J’ai compris que malgré le bombardement médiatique que vivaient quotidiennement mes semblables, les publicitaires étaient les grands inconnus de notre temps. Demandez à un enfant ce qu’il veut devenir plus tard… Pompier, vétérinaire, pilote d’avion, etc. Mais qui aurait l’idée de vouloir faire de la pub? Mes propres parents n’ont toujours pas compris ce que je faisais depuis 10 ans. Certains de mes amis se demandent ce que je fais de mes journées. Mon dépanneur me regarde bizarrement quand je pars au travail. Et bien, c’est le moment de le savoir, pour les plus de 13 ans, évidemment.

Avec ce film, vous découvrirez la créativité sous toutes ses formes, les réunions interminables avec les clients, les clients eux-mêmes, les tournages sous les tropiques, les choix de couleurs, de typos, le stress, etc. Entrez dans l’univers magique de la publicité, où le soleil brille toute l’année, et riez, c’est (presque) gratuit.

Plus sérieusement, je ne suis pas certain que ce film présente le milieu de la pub sous son meilleur jour mais, mis à part « Le distrait » de et avec Pierre Richard, la comédie sentimentale « What women want » avec Mel Gibson et quelques rares autres films, il a le mérite d’exister et de traiter d’un métier méconnu mais ô combien passionnant et stimulant.

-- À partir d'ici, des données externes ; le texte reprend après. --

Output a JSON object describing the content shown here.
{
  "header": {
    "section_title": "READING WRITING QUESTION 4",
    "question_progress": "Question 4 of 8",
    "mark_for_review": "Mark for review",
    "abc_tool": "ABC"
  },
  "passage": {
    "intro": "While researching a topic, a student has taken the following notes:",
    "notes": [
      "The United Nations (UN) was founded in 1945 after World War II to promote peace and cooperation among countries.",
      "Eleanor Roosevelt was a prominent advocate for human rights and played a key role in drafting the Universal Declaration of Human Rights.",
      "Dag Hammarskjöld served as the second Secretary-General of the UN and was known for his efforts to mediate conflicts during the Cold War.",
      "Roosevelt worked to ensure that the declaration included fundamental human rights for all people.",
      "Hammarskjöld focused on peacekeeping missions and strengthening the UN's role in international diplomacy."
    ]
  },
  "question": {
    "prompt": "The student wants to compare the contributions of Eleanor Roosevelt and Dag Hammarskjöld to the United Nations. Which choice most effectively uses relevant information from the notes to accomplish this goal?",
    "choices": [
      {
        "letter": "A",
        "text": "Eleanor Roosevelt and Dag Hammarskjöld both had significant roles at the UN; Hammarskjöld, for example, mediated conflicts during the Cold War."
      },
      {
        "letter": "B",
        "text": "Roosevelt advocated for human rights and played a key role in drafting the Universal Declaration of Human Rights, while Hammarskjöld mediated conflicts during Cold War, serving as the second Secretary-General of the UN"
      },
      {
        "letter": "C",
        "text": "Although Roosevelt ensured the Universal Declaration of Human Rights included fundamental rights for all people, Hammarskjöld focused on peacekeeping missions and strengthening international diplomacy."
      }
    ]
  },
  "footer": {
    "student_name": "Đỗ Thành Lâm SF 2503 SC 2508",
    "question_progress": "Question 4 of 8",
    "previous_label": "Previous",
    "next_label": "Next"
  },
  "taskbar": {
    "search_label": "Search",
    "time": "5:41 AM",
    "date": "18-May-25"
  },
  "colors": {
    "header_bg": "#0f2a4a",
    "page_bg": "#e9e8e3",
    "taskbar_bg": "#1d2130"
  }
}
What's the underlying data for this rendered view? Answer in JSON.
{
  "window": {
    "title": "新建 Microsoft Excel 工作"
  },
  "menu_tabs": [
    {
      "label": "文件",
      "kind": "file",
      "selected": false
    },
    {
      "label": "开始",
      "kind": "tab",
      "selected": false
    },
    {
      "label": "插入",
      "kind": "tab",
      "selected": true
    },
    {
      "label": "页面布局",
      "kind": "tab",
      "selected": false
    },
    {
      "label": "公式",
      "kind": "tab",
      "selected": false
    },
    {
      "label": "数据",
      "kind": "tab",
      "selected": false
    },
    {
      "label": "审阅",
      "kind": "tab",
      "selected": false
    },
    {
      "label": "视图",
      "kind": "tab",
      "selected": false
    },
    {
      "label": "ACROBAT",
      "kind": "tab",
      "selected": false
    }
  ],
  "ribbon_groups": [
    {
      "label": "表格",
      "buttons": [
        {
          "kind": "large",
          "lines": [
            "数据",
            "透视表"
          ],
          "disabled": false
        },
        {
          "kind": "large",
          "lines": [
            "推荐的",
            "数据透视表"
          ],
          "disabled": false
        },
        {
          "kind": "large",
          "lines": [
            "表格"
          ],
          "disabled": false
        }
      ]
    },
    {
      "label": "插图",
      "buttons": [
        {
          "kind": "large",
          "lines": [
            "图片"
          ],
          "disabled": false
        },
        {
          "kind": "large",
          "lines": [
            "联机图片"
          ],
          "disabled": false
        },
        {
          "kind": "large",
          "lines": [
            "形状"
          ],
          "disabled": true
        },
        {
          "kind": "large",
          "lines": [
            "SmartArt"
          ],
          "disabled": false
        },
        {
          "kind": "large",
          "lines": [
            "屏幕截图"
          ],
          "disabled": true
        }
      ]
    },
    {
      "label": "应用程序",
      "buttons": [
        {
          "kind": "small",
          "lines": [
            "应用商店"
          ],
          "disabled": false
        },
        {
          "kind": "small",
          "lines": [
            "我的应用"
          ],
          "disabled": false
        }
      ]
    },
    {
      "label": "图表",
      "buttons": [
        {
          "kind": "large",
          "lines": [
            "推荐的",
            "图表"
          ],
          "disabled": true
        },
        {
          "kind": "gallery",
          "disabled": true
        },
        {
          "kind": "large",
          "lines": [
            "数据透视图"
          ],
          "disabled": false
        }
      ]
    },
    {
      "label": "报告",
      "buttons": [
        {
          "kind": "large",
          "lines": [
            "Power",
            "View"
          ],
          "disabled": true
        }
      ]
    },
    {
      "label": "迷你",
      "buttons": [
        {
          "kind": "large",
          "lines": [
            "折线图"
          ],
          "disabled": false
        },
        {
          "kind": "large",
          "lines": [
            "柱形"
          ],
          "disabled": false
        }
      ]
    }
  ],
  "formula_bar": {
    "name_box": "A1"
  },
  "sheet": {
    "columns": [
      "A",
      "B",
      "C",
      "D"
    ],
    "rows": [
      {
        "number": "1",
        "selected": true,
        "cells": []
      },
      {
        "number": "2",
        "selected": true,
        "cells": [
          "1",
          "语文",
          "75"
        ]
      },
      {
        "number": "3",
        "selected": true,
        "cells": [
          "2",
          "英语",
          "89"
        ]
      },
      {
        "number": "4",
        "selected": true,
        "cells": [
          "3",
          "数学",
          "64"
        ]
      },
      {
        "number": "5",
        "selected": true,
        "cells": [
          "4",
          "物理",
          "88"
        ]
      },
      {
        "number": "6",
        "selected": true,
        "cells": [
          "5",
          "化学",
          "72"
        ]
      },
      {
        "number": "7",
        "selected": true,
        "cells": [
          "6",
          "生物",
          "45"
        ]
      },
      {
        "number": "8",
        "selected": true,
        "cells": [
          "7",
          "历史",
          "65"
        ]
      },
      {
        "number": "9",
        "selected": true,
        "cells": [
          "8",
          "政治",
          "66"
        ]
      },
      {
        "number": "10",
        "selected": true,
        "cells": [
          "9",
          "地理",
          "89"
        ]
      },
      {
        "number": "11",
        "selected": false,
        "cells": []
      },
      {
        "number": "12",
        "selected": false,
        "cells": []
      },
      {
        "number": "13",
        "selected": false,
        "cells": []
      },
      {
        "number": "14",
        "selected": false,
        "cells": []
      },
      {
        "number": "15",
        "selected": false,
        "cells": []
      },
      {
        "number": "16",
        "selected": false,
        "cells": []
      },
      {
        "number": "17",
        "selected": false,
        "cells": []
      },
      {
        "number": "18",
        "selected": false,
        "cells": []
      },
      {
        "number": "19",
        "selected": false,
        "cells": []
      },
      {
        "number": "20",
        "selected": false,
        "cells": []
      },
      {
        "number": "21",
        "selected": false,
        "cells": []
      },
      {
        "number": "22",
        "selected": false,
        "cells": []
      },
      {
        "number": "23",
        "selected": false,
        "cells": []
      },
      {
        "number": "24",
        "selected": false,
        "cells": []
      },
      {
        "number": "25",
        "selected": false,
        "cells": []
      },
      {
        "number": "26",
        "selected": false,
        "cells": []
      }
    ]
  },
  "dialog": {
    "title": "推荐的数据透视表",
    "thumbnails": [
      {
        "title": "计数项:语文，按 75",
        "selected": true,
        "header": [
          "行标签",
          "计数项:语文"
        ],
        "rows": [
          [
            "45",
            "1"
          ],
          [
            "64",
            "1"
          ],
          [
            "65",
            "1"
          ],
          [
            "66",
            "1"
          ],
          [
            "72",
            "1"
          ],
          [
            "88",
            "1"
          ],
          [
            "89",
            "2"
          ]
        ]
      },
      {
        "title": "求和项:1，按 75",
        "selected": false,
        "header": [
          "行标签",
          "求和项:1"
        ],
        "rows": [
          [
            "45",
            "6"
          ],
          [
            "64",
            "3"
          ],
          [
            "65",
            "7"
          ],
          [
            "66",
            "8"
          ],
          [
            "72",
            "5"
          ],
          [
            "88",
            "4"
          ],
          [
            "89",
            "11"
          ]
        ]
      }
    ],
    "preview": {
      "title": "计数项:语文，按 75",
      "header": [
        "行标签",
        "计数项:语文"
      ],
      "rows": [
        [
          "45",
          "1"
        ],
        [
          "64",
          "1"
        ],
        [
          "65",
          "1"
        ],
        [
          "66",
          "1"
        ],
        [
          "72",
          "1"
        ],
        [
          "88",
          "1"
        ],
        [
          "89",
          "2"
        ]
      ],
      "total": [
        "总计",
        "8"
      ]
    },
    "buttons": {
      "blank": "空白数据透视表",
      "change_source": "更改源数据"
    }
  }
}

Et au fait, 99 F, ça fait environ 22 dollars, le prix de deux places de cinéma, sans le pop-corn ni le beurre!

Si vous voulez en savoir plus sur cet univers impitoyable, je vous recommande, entre autres, la lecture de :
Ne dites pas à ma mère que je suis dans la publicité, elle me croit pianiste dans un bordel de Jacques Séguéla;
99 F de Frédéric Beigbeder;
et bien entendu, si vous ne l’avez pas encore vu, le film, 99 F, de Jan Kounen avec Jean Dujardin.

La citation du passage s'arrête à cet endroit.